On Monday, Twitter was abuzz with messages on the environment, especially marine pollution. The Ocean Elders, meanwhile, announced the formation of a Council of Advisors that includes Lisa Speer of the National Resource Development Council, Kristina Gjerde of the International Union for Conservation of Nature, Gregory Stone of Conservation International and Dan Laffoley, an expert in ocean conservation.
The goal for environmental activists is to convince world leaders that healthy ecosystems are crucial to sustainable development, and that sustainability should be incorporated in every single development goal, said Sebastian Troeng, Conservation International’s senior vice president and managing director of The Betty and Gordon Moore Center for Science and Oceans.

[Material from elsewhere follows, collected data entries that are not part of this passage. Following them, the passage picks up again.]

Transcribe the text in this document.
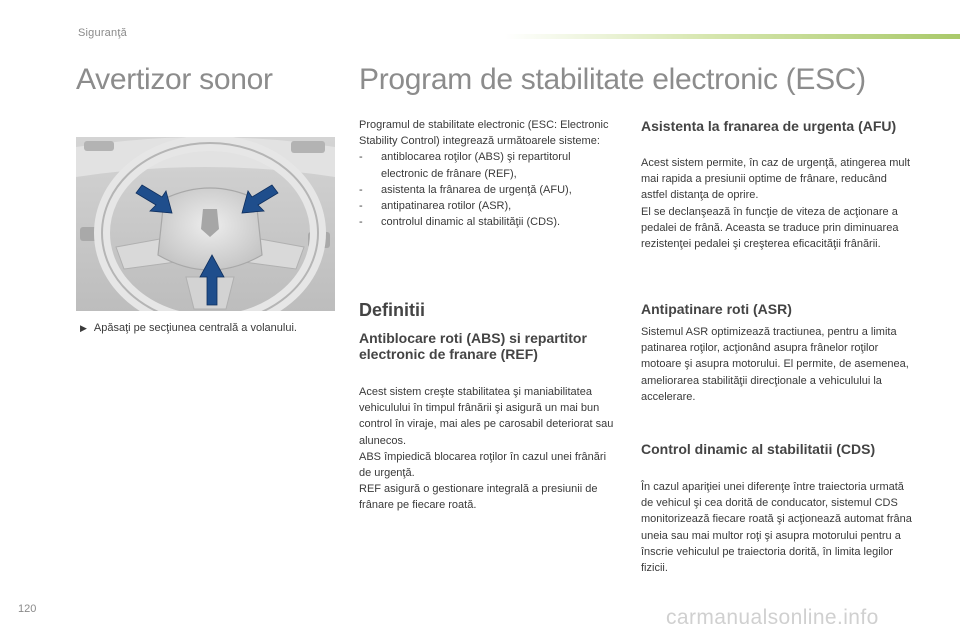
Siguranţă
Avertizor sonor	Program de stabilitate electronic (ESC)
▶ Apăsaţi pe secţiunea centrală a volanului.
Programul de stabilitate electronic (ESC: Electronic Stability Control) integrează următoarele sisteme:
- antiblocarea roţilor (ABS) şi repartitorul electronic de frânare (REF),
- asistenta la frânarea de urgenţă (AFU),
- antipatinarea rotilor (ASR),
- controlul dinamic al stabilităţii (CDS).
Definitii
Antiblocare roti (ABS) si repartitor electronic de franare (REF)
Acest sistem creşte stabilitatea şi maniabilitatea vehiculului în timpul frânării şi asigură un mai bun control în viraje, mai ales pe carosabil deteriorat sau alunecos.
ABS împiedică blocarea roţilor în cazul unei frânări de urgenţă.
REF asigură o gestionare integrală a presiunii de frânare pe fiecare roată.
Asistenta la franarea de urgenta (AFU)
Acest sistem permite, în caz de urgenţă, atingerea mult mai rapida a presiunii optime de frânare, reducând astfel distanţa de oprire.
El se declanşează în funcţie de viteza de acţionare a pedalei de frână. Aceasta se traduce prin diminuarea rezistenţei pedalei şi creşterea eficacităţii frânării.
Antipatinare roti (ASR)
Sistemul ASR optimizează tractiunea, pentru a limita patinarea roţilor, acţionând asupra frânelor roţilor motoare şi asupra motorului. El permite, de asemenea, ameliorarea stabilităţii direcţionale a vehiculului la accelerare.
Control dinamic al stabilitatii (CDS)
În cazul apariţiei unei diferenţe între traiectoria urmată de vehicul şi cea dorită de conducator, sistemul CDS monitorizează fiecare roată şi acţionează automat frâna uneia sau mai multor roţi şi asupra motorului pentru a înscrie vehiculul pe traiectoria dorită, în limita legilor fizicii.
120	carmanualsonline.info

Conservation International will release its second annual Ocean Health Index later this week to draw attention to marine conservation. Results differ somewhat from last year’s due to changes in the index’s methodology, Troeng said, but overall, several small island states have improved their performance while fragile and post-conflict states in West Africa and elsewhere are lagging.
The NGO has been working on a pilot project in Guyana since last year that is meant to integrate four metrics — on the governance of natural resources, sustainable production, human well-being and critical natural capital — into a dashboard that can inform action at the country level. Findings will be turned into a manual on how to calculate these metrics, Troeng said, and there are plans to expand the pilot to other countries, including Madagascar and Cambodia, next year.